Overview
Energy is essential to modern life, enabling heating, cooling, transportation, lighting, information, and material production. Global energy demand is projected to grow by 50 percent between 2020 and 2050, driven by billions of people in developing countries improving their living standards. The energy “trilemma” requires energy systems to provide reliable, affordable, and clean energy, but no single source satisfies all three requirements perfectly: Coal is reliable and cheap but polluting; renewables are clean and cheap but intermittent; nuclear is clean and reliable but costly. In response, a flurry of innovation has arisen to lower costs and increase reliability and availability; although research today will not affect the trilemma in the near term, it is laying the foundation for a sounder energy future in the long run.
Despite the rapid growth of renewables, hydrocarbons still supplied 86 percent of primary energy globally in 2024. Long asset lifetimes, integration challenges, and conflicting stakeholder interests impede efforts to change large, complex energy systems. Efficiency improvements can be offset by increased use. Innovation in energy must produce fuel or electricity at costs competitive with existing options.
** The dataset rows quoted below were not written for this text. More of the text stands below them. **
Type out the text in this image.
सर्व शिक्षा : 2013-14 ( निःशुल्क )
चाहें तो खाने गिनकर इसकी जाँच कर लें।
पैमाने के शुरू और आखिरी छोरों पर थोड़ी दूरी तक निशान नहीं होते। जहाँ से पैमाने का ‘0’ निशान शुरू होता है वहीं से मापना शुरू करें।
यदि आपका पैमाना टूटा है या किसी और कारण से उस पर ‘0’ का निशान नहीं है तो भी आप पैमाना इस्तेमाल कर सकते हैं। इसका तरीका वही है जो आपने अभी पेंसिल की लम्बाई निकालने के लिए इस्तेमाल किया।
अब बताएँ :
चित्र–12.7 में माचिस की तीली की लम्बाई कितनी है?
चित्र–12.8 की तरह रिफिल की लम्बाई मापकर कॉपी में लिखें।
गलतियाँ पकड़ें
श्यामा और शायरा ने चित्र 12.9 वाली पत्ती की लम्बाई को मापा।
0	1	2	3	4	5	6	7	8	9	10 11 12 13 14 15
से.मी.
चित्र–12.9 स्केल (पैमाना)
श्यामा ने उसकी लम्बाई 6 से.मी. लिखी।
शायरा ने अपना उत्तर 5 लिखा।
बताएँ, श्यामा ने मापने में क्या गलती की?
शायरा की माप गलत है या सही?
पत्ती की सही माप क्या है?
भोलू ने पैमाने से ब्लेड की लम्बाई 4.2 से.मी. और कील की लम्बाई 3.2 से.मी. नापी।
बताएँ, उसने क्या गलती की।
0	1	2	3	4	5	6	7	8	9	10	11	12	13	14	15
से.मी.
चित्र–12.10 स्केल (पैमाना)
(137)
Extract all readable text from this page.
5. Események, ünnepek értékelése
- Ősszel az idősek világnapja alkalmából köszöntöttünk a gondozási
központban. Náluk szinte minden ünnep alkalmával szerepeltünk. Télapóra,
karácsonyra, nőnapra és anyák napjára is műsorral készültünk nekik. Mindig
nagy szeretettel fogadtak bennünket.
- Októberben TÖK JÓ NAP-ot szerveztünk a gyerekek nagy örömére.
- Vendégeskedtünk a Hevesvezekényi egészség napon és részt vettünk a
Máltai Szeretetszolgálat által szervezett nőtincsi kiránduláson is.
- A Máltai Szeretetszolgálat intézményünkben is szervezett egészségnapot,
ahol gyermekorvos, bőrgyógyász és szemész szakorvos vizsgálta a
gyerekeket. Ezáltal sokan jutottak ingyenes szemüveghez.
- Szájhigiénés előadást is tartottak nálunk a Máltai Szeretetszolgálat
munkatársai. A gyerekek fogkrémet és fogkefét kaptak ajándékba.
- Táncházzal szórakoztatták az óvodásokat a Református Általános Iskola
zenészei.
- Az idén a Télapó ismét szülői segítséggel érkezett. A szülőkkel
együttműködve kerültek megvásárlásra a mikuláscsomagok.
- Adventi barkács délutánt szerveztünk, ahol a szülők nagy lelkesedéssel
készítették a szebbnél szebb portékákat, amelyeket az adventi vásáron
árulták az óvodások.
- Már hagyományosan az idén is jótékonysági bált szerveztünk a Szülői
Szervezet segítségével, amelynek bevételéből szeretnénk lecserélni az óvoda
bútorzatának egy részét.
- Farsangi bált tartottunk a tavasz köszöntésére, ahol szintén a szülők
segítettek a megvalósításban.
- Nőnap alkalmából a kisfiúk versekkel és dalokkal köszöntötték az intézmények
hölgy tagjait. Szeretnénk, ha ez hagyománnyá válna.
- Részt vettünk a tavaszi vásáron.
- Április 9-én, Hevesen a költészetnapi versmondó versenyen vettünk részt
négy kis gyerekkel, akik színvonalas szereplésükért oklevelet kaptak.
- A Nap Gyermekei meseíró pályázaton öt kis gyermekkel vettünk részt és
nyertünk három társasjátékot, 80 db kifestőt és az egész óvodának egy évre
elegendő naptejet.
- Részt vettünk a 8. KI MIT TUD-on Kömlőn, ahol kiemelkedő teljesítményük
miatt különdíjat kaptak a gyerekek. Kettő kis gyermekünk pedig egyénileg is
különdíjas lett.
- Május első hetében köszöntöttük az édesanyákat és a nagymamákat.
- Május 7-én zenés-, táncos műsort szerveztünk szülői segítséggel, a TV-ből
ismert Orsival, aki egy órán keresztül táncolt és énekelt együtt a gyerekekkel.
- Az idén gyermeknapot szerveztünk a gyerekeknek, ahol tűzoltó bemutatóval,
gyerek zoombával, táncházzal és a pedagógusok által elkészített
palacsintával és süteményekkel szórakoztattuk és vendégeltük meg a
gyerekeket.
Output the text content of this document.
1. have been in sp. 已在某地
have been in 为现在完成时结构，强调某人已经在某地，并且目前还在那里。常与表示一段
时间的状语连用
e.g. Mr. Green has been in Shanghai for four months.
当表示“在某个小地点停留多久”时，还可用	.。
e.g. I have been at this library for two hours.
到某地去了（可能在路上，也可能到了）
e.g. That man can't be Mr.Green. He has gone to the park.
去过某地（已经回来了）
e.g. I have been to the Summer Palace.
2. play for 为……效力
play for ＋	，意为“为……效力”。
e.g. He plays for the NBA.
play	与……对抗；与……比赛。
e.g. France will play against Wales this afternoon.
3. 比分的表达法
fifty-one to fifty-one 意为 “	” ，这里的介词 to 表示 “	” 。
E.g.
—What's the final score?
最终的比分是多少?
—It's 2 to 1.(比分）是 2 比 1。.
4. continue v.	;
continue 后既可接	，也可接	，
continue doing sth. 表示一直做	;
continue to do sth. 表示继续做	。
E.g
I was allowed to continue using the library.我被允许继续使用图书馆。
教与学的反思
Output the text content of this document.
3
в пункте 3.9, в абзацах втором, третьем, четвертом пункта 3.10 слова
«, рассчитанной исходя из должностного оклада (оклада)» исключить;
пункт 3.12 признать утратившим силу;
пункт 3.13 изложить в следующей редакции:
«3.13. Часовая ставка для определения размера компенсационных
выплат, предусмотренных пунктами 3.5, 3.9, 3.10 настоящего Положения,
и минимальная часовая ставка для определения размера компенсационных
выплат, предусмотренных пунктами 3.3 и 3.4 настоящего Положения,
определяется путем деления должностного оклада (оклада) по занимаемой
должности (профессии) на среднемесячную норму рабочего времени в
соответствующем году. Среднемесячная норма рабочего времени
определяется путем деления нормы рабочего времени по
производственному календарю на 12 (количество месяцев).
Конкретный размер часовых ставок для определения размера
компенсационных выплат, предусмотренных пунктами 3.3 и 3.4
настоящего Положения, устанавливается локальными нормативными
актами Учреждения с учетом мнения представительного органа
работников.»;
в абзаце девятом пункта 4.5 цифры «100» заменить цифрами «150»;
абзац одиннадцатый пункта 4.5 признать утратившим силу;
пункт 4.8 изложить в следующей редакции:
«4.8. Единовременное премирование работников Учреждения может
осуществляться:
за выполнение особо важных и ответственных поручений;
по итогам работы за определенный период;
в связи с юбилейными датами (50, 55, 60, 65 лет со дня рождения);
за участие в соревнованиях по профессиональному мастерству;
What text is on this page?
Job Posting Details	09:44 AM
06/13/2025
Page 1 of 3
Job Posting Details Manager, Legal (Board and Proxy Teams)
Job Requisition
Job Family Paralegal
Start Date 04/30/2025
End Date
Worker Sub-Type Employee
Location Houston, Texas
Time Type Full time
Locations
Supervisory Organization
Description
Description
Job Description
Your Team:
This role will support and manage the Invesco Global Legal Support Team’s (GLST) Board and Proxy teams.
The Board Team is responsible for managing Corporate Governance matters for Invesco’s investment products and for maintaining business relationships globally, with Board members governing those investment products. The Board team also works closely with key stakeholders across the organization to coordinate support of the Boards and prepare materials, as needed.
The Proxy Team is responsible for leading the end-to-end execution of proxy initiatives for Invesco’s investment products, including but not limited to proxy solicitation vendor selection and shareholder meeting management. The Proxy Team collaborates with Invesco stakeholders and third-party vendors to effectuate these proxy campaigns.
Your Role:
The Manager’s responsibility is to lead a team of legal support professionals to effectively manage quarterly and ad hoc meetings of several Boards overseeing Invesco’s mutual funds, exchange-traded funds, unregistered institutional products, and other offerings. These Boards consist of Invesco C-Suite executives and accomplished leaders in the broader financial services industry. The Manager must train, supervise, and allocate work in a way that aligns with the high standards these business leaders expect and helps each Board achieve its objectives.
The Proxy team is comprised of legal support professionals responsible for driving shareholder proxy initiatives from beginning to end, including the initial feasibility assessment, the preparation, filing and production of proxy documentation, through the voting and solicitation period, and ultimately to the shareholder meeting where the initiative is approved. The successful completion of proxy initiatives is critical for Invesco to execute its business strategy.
Renewables face challenges—backup generation costs, grid management issues, fire risks in battery storage, and dependence on critical imported materials—that impede rapid transition.
KEY DEVELOPMENTS
In recent years, electrical demand has surged, driven by data centers, artificial intelligence (AI) workloads, cryptocurrency mining, electric vehicles (EVs), heat pumps, and industrial reshoring, with growth exceeding 2 percent annually for three consecutive years. Forecasts anticipate a 16 to 25 percent rise over five years, straining grid capacity and necessitating new generation. Investments have been shifting from intermittent solar and wind to natural gas, nuclear, and energy storage. Nuclear power, projected to triple capacity by 2050, is increasingly being paired with digital infrastructure like AI data centers. However, supply chain risks associated with high-assay low-enriched uranium, historically imported from Russia, pose challenges. New investments aim to expand domestic enrichment capabilities. Coal is also gaining renewed policy attention and interest for its domestic availability and reliability.
These trends, many predating the current US administration, reveal a pragmatic shift toward affordable, reliable energy over rapid emissions reduction. Globally, fossil fuel consumption hit record highs in 2024 with rising carbon dioxide (CO₂) emissions, while geopolitical tensions and market dynamics weakened decarbonization-friendly policies. Despite pledges for carbon neutrality, countries like China and India continue significant coal build-outs.